As for apps, they perform well in the survey, but we’ll set them aside for now. That’s because this report focuses on AR paid ad distribution. ARkit and ARCore apps are rather used as marketing channels for brands to invest in their own self-distributed experiences (e.g. BMW iVisualizer).
But for web AR and AR-as-a-feature (including lenses in social platforms), usage levels are telling of the potential these formats hold as advertising channels to distribute sponsored AR lenses.
Compare & Contrast
Moving on to qualitative analysis, mobile AR ad platforms’ pros and cons were outlined throughout this report in dedicated sections on the main players. But to boil that down, how do they stack up? AR ad agency Poplar put together a chart to answer this question (see below).

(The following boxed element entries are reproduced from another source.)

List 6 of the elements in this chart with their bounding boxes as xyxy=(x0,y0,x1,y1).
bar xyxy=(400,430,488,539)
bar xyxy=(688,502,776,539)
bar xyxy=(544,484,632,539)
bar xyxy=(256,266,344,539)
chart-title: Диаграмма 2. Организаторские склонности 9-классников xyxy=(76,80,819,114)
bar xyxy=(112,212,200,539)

Specifically, when choosing an AR ad platform, considerations include capacity for organic discovery, paid promotion, developer skills required, and lens capabilities. At a high level, these factors stack up evenly among social AR platforms but deviate from web AR.
Specifically, social platforms excel in organic discovery. Built-in social graphs and media-sharing create that advantage. But they fall short in advanced campaign analytics when compared to web AR, where you can utilize tools like Google Analytics to track performance.

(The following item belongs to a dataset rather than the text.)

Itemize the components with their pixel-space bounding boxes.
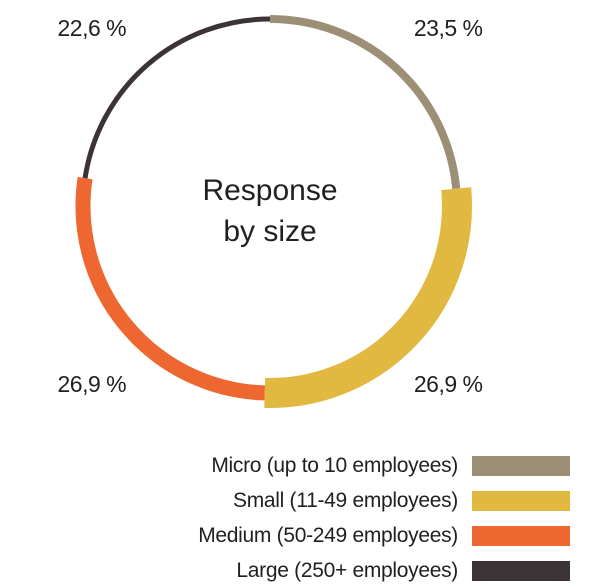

Social channels also fall short in being able to advertise certain products like alcohol. Indeed, web AR has become a go-to channel for AR campaigns for spirits brands, which we’ll cover in Part II of this report series that will do a dive deep on several AR advertising case studies.

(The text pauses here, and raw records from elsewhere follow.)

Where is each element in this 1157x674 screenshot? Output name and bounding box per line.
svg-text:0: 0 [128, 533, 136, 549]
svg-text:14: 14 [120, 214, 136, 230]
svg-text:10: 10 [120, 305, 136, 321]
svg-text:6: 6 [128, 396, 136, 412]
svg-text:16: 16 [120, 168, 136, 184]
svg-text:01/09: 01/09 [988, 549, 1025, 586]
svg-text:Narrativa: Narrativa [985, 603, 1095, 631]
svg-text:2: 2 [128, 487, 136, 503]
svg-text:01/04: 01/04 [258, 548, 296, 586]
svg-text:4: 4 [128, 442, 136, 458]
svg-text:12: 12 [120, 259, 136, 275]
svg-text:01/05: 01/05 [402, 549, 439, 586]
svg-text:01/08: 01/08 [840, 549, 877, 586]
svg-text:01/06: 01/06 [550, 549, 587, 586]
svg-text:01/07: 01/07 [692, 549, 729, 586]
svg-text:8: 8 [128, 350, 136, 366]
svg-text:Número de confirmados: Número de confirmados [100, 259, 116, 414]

Web AR may have another advantage: platform reach. One way to compare AR platforms and their comparative advertising reach is to look at installed bases. ARtillery Intelligence recently performed this exercise including compatible hardware bases and active users (see below).
Among these platforms, web AR has the biggest growth capacity given that it has the greatest device compatibility. But it has the least active users. Along with web AR’s technical and practical benefits, this headroom – though active use is low today – could be a positive sign for its future.
Furthermore, this mobile AR market-sizing exercise reveals another factor: platform fragmentation. Compared to the mature smartphone market that has two platforms, AR (and VR for that matter) have several, which could compel web AR and its cross-platform advantages.
“Magic Leap is building a software ecosystem around its product. Microsoft is doing the same with Hololens. Oculus, HTC and Playstation are doing it in VR,” said 8th Wall’s Erik Murphy-Chutorian. “But it may be that if there is no dedicated winner, the winner becomes something that works across all of them.”